OK, what behaviors make a person creepy?

OK, so I had to start the counter-thread to this one. I kept thinking of too many things to add but were only behaviors.

One of the creepiest people I ever knew, he had extremely erect posture, and his arms didn’t swing when he walked. He hardly ever blinked, and he was a little bit monotone. He also made very little noise when he moved around, and would frequently enter a room and not say anything to let people know he was there. I was so relieved when I didn’t have to be around him anymore.

There’s another person, now, who I don’t really like to be near, for the creepiness factor. They laugh unusually loud and in an unnatural sounding way. And everytime they enter the room, they are already chuckling. ANd they never have something funny to say to explain the laughter… It is very unnerving.
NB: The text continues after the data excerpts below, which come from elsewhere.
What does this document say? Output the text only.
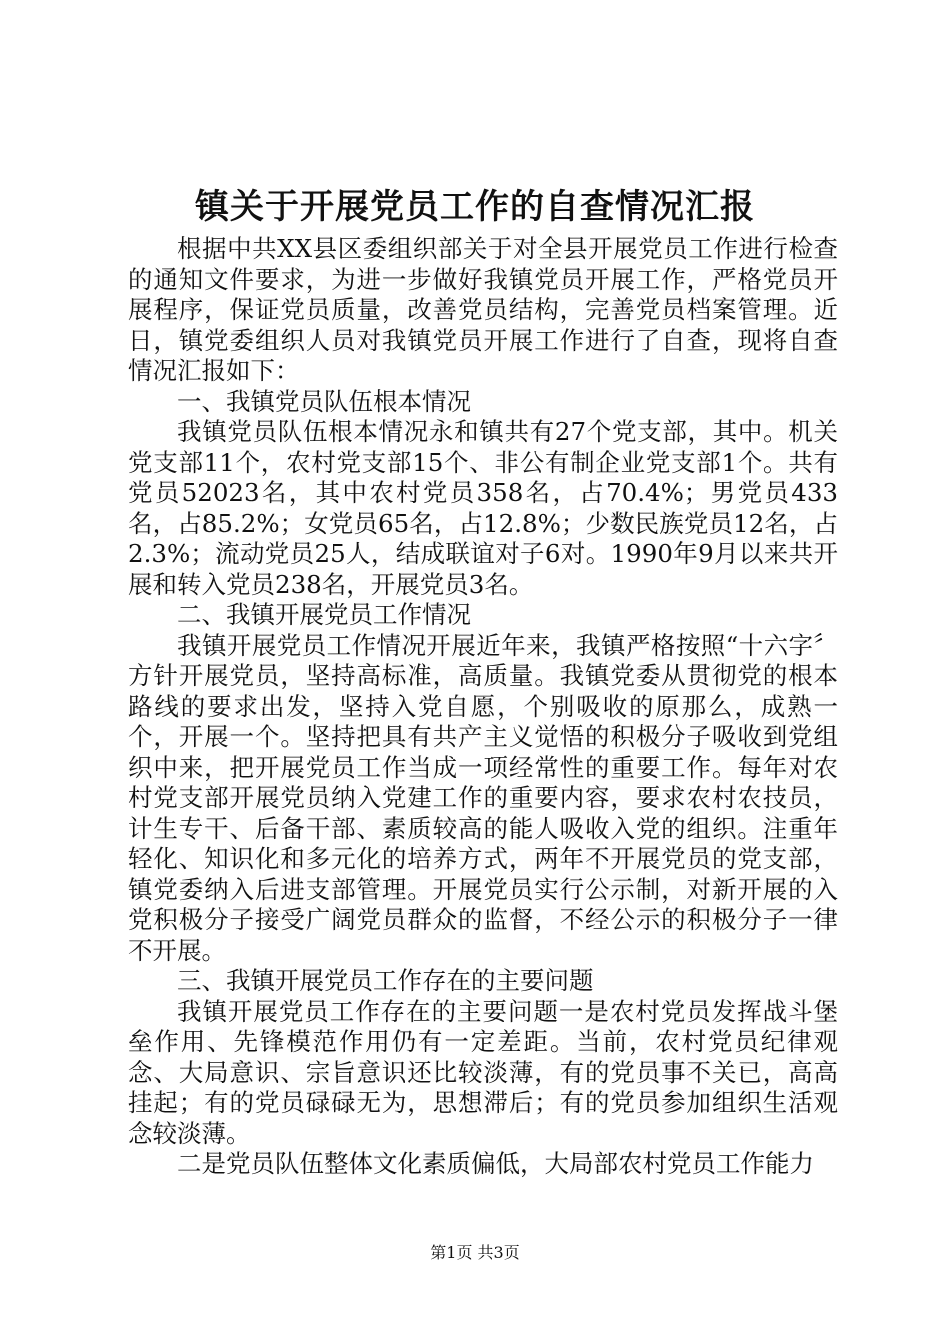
镇关于开展党员工作的自查情况汇报

根据中共XX县区委组织部关于对全县开展党员工作进行检查的通知文件要求，为进一步做好我镇党员开展工作，严格党员开展程序，保证党员质量，改善党员结构，完善党员档案管理。近日，镇党委组织人员对我镇党员开展工作进行了自查，现将自查情况汇报如下：

一、我镇党员队伍根本情况

我镇党员队伍根本情况永和镇共有27个党支部，其中。机关党支部11个，农村党支部15个、非公有制企业党支部1个。共有党员52023名，其中农村党员358名，占70.4%；男党员433名，占85.2%；女党员65名，占12.8%；少数民族党员12名，占2.3%；流动党员25人，结成联谊对子6对。1990年9月以来共开展和转入党员238名，开展党员3名。

二、我镇开展党员工作情况

我镇开展党员工作情况开展近年来，我镇严格按照“十六字〞方针开展党员，坚持高标准，高质量。我镇党委从贯彻党的根本路线的要求出发，坚持入党自愿，个别吸收的原那么，成熟一个，开展一个。坚持把具有共产主义觉悟的积极分子吸收到党组织中来，把开展党员工作当成一项经常性的重要工作。每年对农村党支部开展党员纳入党建工作的重要内容，要求农村农技员，计生专干、后备干部、素质较高的能人吸收入党的组织。注重年轻化、知识化和多元化的培养方式，两年不开展党员的党支部，镇党委纳入后进支部管理。开展党员实行公示制，对新开展的入党积极分子接受广阔党员群众的监督，不经公示的积极分子一律不开展。

三、我镇开展党员工作存在的主要问题

我镇开展党员工作存在的主要问题一是农村党员发挥战斗堡垒作用、先锋模范作用仍有一定差距。当前，农村党员纪律观念、大局意识、宗旨意识还比较淡薄，有的党员事不关已，高高挂起；有的党员碌碌无为，思想滞后；有的党员参加组织生活观念较淡薄。

二是党员队伍整体文化素质偏低，大局部农村党员工作能力

第1页 共3页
Long ago in my misspent youth, I worked late into the night at a lakeside pub and then headed into the heart of downtown where my Mom lived at the time. By the time I got back to the main drag it was crawling with drunken hammerheads pouring out of the downtown bars. I was a young and small girl and my Mom was alarmed about me having to walk all of a block and a half in from the main street to her condo, she always wanted me to hail a cab! Her fears were not without merit, but it took longer to hail a cab than to just walk so I chose walking instead.

I developed my own technique, I would linger out on the well lit main street till I saw someone I found ‘safe-ish, large-ish’ looking who was headed my way. Then I would fall in, lock step, a few metres behind them. If they slowed, I slowed, always maintaining the same distance. It worked quite well, I felt comfortable, there was always someone within earshot and usually they were unaware they were effectively my escort.
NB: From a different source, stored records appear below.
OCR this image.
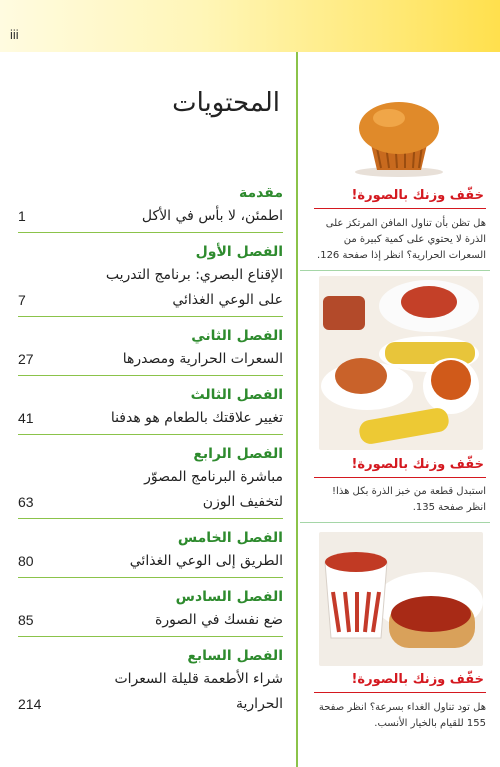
iii
المحتويات
مقدمة
اطمئن، لا بأس في الأكل
1
الفصل الأول
الإقناع البصري: برنامج التدريب
على الوعي الغذائي
7
الفصل الثاني
السعرات الحرارية ومصدرها
27
الفصل الثالث
تغيير علاقتك بالطعام هو هدفنا
41
الفصل الرابع
مباشرة البرنامج المصوّر
لتخفيف الوزن
63
الفصل الخامس
الطريق إلى الوعي الغذائي
80
الفصل السادس
ضع نفسك في الصورة
85
الفصل السابع
شراء الأطعمة قليلة السعرات
الحرارية
214
خفّف وزنك بالصورة!
هل تظن بأن تناول المافن المرتكز على
الذرة لا يحتوي على كمية كبيرة من
السعرات الحرارية؟ انظر إذا صفحة 126.
خفّف وزنك بالصورة!
استبدل قطعة من خبز الذرة بكل هذا!
انظر صفحة 135.
خفّف وزنك بالصورة!
هل تود تناول الغداء بسرعة؟ انظر صفحة
155 للقيام بالخيار الأنسب.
So one night, I fell in behind a large black man walking alone. I must have been closer than usual as he first sped up, with me in step, then slowed, again with me in step behind him. As it turns out he went right into the condo complex and I into the elevator behind him. At which point he turned to me sharply and asked if I was following him. I explained myself and we shared a laugh.

So it turns out that all 5’, 99 pounds of me, unexplainedly following behind was enough to unnerve a 6’ tall, 200 pound man in the dark of night. My friends found the story quite unbelievable so unimposing was I, but it happened just as I have explained it, I swear.
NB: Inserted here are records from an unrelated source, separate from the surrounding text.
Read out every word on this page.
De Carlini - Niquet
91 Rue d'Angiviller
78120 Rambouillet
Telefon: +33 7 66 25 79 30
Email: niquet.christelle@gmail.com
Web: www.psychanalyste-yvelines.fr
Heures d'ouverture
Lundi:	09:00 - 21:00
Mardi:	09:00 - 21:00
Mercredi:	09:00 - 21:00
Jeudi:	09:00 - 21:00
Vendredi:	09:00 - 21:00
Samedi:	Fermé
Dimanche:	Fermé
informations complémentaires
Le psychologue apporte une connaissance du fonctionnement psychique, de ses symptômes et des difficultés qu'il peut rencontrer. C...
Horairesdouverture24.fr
I don’t think you can really define creepy behaviour, too much spidey sense involved.

Staring for unnaturally long periods of time. My roommate stares at me when we are on the subway because she doesn’t want to look around at everyone and feel like she is invading their space or whatever, but she freaks the hell out of me when she does it! She is not creepy in any way and I love living with her, but on the subway she makes me feel uncomfortable as hell.

I’ll second the staring, particularly if there’s a vacant look in the eyes, or an intense, desperate expression.

Plus, being at social gatherings and not talking to anyone, just sitting alone in the corner. Let me explain, lest shy folks wonder if they’re creeping people out. Before we started dating, I found my ex-boyfriend to be really creepy. He’d come to parties with his roommate and then sit alone all night and not talk to anyone, even his roommate, or people he’d already been introduced to. I’ll often fall silent at parties and listen to others’ conversations instead of talking, but this is after I’ve made my rounds and chatted with my friends, and it usually doesn’t last long because one conversation or other will soon turn to a subject I find more interesting and I’ll jump in. And even at parties where I’m being shy, I can at least talk to the person I came with, or see someone I know to chat with. But just sitting all night in the corner, kinda creepy. (He got less creepy after he started talking, obviously, it just took about 3 months before we had our first conversation. He was just shy and not talkative in general, but came off as creepy for a while).

Being totally out of place with no good reason to be there. Middle-aged guy in Dockers at a punk rock show, not escorting a young teen. Scruffy-looking guy sitting at a park watching the kids, with no kid of his own. Or, as in the thread that inspired this, hanging out at a laundromat with no laundry.

Walks can be creepy, the hunched-over shuffle can definitely be unnerving, especially when combined with poor hygiene or unkempt hair.

A lot of what is or can be creepy isn’t necessarily creepy in itself, but if several behaviors are combined, or if a behavior and a creepy appearance are combined, definitely makes someone creepy.

After I posted this thread What Makes What makes “the creepy guy”… creepy? I realized that it’s usually how people move that I find creepy. That guy would (He’s still there, but he’s not so creepy any more) would hug the walls when going around the room, even if it meant going behind people’s chairs rather than the wide aisles meant for travel throughout the space.

Oh! Invasion of personal space is often creepy. I know that the actual distance for personal space varies between cultures (it’s something like 3 feet for Americans, but considerably less for the French IIRC), but cultural differences aside, if someone gets in my personal space it squicks me out.

Lack of boundry awareness - physical and emotional. A person who leans in too close or touches you when you don’t want it. Someone who you meet and they immediately let you know about the sex with twins they want to have or how their ex-husband cheated on them. Even bigger, lack of emotional boundries that really impact you - someone who wants to get together Sataurday, who you barely know, is very insistant and when you say no, wants to know what else you’ll be doing, what the details are and judges your excuses.